India's ₹11,000-crore PLI boosts container manufacturing.

01 Aug 2023

The Ministry of Ports, Shipping and Waterways has introduced a ₹11,000-crore Production-Linked Incentive (PLI) scheme aimed at transforming India into a prominent shipping container manufacturing center, competing with China and catering to at least 10% of global liners' demand. The scheme, spanning nine years, will offer incentives during the initial five years, gradually decreasing over the subsequent four years. This move responds to the severe shortage of shipping containers since October 2020, which disrupted the global supply chain due to the pandemic.
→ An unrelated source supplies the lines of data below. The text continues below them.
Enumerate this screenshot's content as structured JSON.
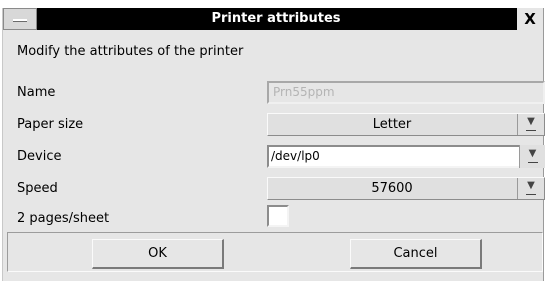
{
  "window": {
    "title": "Printer attributes",
    "close_glyph": "X",
    "heading": "Modify the attributes of the printer"
  },
  "fields": {
    "name": {
      "label": "Name",
      "value": "Prn55ppm",
      "enabled": false
    },
    "paper_size": {
      "label": "Paper size",
      "value": "Letter"
    },
    "device": {
      "label": "Device",
      "value": "/dev/lp0"
    },
    "speed": {
      "label": "Speed",
      "value": "57600"
    },
    "pages_per_sheet": {
      "label": "2 pages/sheet",
      "checked": false
    }
  },
  "buttons": {
    "ok": "OK",
    "cancel": "Cancel"
  },
  "icons": {
    "dropdown": "chevron-down-icon",
    "menu": "window-menu-icon",
    "close": "close-icon"
  },
  "colors": {
    "titlebar": "#000000",
    "window_bg": "#e6e6e6",
    "title_text": "#ffffff"
  }
}
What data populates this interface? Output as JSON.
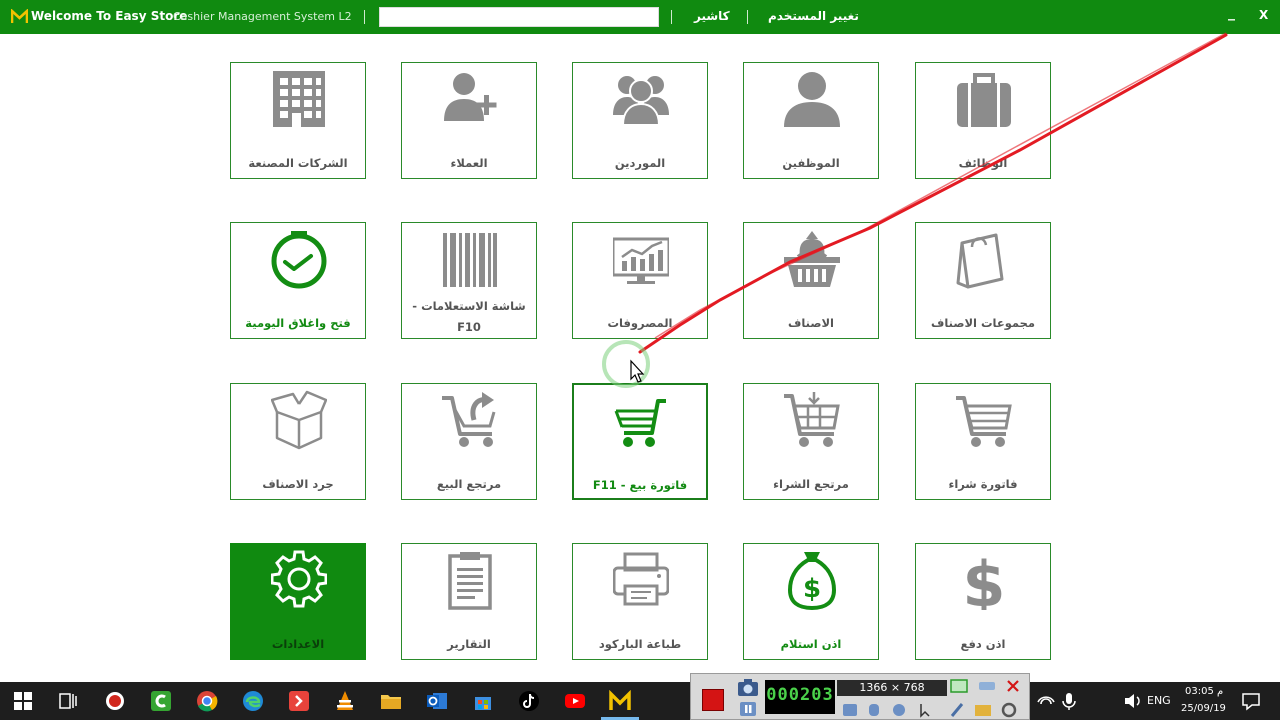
{
  "titlebar": {
    "app_title": "Welcome To Easy Store",
    "subtitle": "Cashier Management System L2",
    "search_value": "",
    "cashier_label": "كاشير",
    "change_user_label": "تغيير المستخدم",
    "minimize_label": "_",
    "close_label": "X"
  },
  "tiles": [
    {
      "label": "الشركات المصنعة",
      "icon": "building-icon"
    },
    {
      "label": "العملاء",
      "icon": "add-user-icon"
    },
    {
      "label": "الموردين",
      "icon": "group-icon"
    },
    {
      "label": "الموظفين",
      "icon": "user-icon"
    },
    {
      "label": "الوظائف",
      "icon": "briefcase-icon"
    },
    {
      "label": "فتح واغلاق اليومية",
      "icon": "clock-icon"
    },
    {
      "label": "- شاشة الاستعلامات F10",
      "icon": "barcode-icon"
    },
    {
      "label": "المصروفات",
      "icon": "monitor-chart-icon"
    },
    {
      "label": "الاصناف",
      "icon": "basket-icon"
    },
    {
      "label": "مجموعات الاصناف",
      "icon": "bag-icon"
    },
    {
      "label": "جرد الاصناف",
      "icon": "open-box-icon"
    },
    {
      "label": "مرتجع البيع",
      "icon": "cart-return-icon"
    },
    {
      "label": "F11 - فاتورة بيع",
      "icon": "cart-icon"
    },
    {
      "label": "مرتجع الشراء",
      "icon": "cart-grid-icon"
    },
    {
      "label": "فاتورة شراء",
      "icon": "cart-outline-icon"
    },
    {
      "label": "الاعدادات",
      "icon": "gear-icon"
    },
    {
      "label": "التقارير",
      "icon": "clipboard-icon"
    },
    {
      "label": "طباعة الباركود",
      "icon": "printer-icon"
    },
    {
      "label": "اذن استلام",
      "icon": "money-bag-icon"
    },
    {
      "label": "اذن دفع",
      "icon": "dollar-icon"
    }
  ],
  "recorder": {
    "timer": "000203",
    "resolution": "1366 × 768"
  },
  "tray": {
    "language": "ENG",
    "time": "03:05 م",
    "date": "25/09/19"
  }
}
The PLI scheme proposes two incentive structures: one based on the price difference between Indian and international manufacturers, and the other involving a differential calculation if beneficiaries fail to achieve incremental production.

Financial estimates indicate an outlay of ₹32 crore in the first year, increasing to ₹880 crore in the third year, before eventually tapering down to ₹550 crore in the ninth year. The initial two years are designated as an "incubation stage" to facilitate the establishment of manufacturing facilities.

Given China's dominance in international container manufacturing, constituting around 90% of global demand, India's PLI scheme aims to counter this dependence by creating a domestic manufacturing ecosystem. This aligns with the growing trend of the "China plus one" strategy adopted by companies to diversify supply chains and reduce risks. The scheme underscores India's aspirations to bolster its container manufacturing sector, enhancing self-reliance and resilience in the face of global disruptions.